Palenque rêve de son propre tourisme : la communauté marron mène des itinéraires qui mettent en valeur son histoire et son savoir-faire.

À San Basilio de Palenque, la liberté n'est pas seulement une date ou un discours : c'est un rythme qui se danse, une tresse qui se tisse, un feu qui ne s'éteint jamais.
Chaque visiteur qui franchit l’entrée de ce territoire marron, fondé au XVIIe siècle par des Africains fugitifs menés par Benkos Biohó, reçoit l’invitation tacite à vivre la mémoire au présent : marcher au rythme de sa musique, parler (ou au moins écouter) la langue Palenquera et déguster un enyucado (une sorte de yuca) fraîchement préparé au feu de bois.
Ce désir collectif de tourisme local ne part pas de zéro. Depuis 2005, année où l'UNESCO a inscrit Palenque au patrimoine culturel immatériel de l'humanité, la communauté s'est organisée pour veiller à ce que l'arrivée d'étrangers ne ternisse pas l'essence de la première ville libre des Amériques.

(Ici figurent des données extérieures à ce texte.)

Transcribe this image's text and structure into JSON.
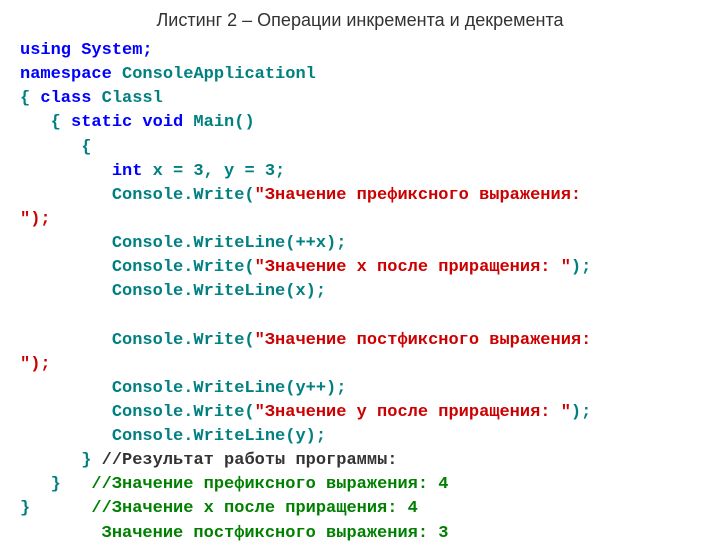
{
  "caption": "Листинг 2 – Операции инкремента и декремента",
  "code": {
    "l1": "using System;",
    "l2_a": "namespace",
    "l2_b": " ConsoleApplicationl",
    "l3_a": "{ ",
    "l3_b": "class",
    "l3_c": " Classl",
    "l4_a": "   { ",
    "l4_b": "static void",
    "l4_c": " Main()",
    "l5": "      {",
    "l6_a": "         int",
    "l6_b": " x = 3, y = 3;",
    "l7_a": "         Console.Write(",
    "l7_b": "\"Значение префиксного выражения:",
    "l8": "\");",
    "l9": "         Console.WriteLine(++x);",
    "l10_a": "         Console.Write(",
    "l10_b": "\"Значение x после приращения: \"",
    "l10_c": ");",
    "l11": "         Console.WriteLine(x);",
    "l12": "",
    "l13_a": "         Console.Write(",
    "l13_b": "\"Значение постфиксного выражения:",
    "l14": "\");",
    "l15": "         Console.WriteLine(y++);",
    "l16_a": "         Console.Write(",
    "l16_b": "\"Значение y после приращения: \"",
    "l16_c": ");",
    "l17": "         Console.WriteLine(y);",
    "l18_a": "      }",
    "l18_b": " //Результат работы программы:",
    "l19_a": "   }",
    "l19_b": "   //Значение префиксного выражения: 4",
    "l20_a": "}",
    "l20_b": "      //Значение x после приращения: 4",
    "l21": "        Значение постфиксного выражения: 3"
  }
}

Actuellement, Palenque met en œuvre la stratégie Destinos con Color, qui vise à renforcer le tourisme communautaire, à revitaliser les espaces publics et à autonomiser les communautés à travers l'art, la culture et la couleur.
Le projet est développé par la communauté de Palenque grâce à un partenariat entre le ministère du Commerce, de l'Industrie et du Tourisme, à travers le Fonds national du tourisme (FONTUR), et la Fondation Pintuco.

Peinture murale à la mémoire de Jermin Padilla, figure sociale de Palenque. Photo : avec l'aimable autorisation.
Aujourd’hui, à partir de ces racines sauvages plantées par nos ancêtres, fleurit un projet de tourisme communautaire, mené par son propre peuple, où les guides, les ateliers, les plats et les tambours ne sont pas un spectacle, mais une mémoire vivante.
« Apprendre à guider ne consiste pas seulement à parler devant un groupe ; il s'agit de partager fièrement qui nous sommes, d'où nous venons et les luttes et la résistance que nous avons endurées », explique Edilson Salas, un guide communautaire de 22 ans qui dirige des visites dans la région depuis deux ans.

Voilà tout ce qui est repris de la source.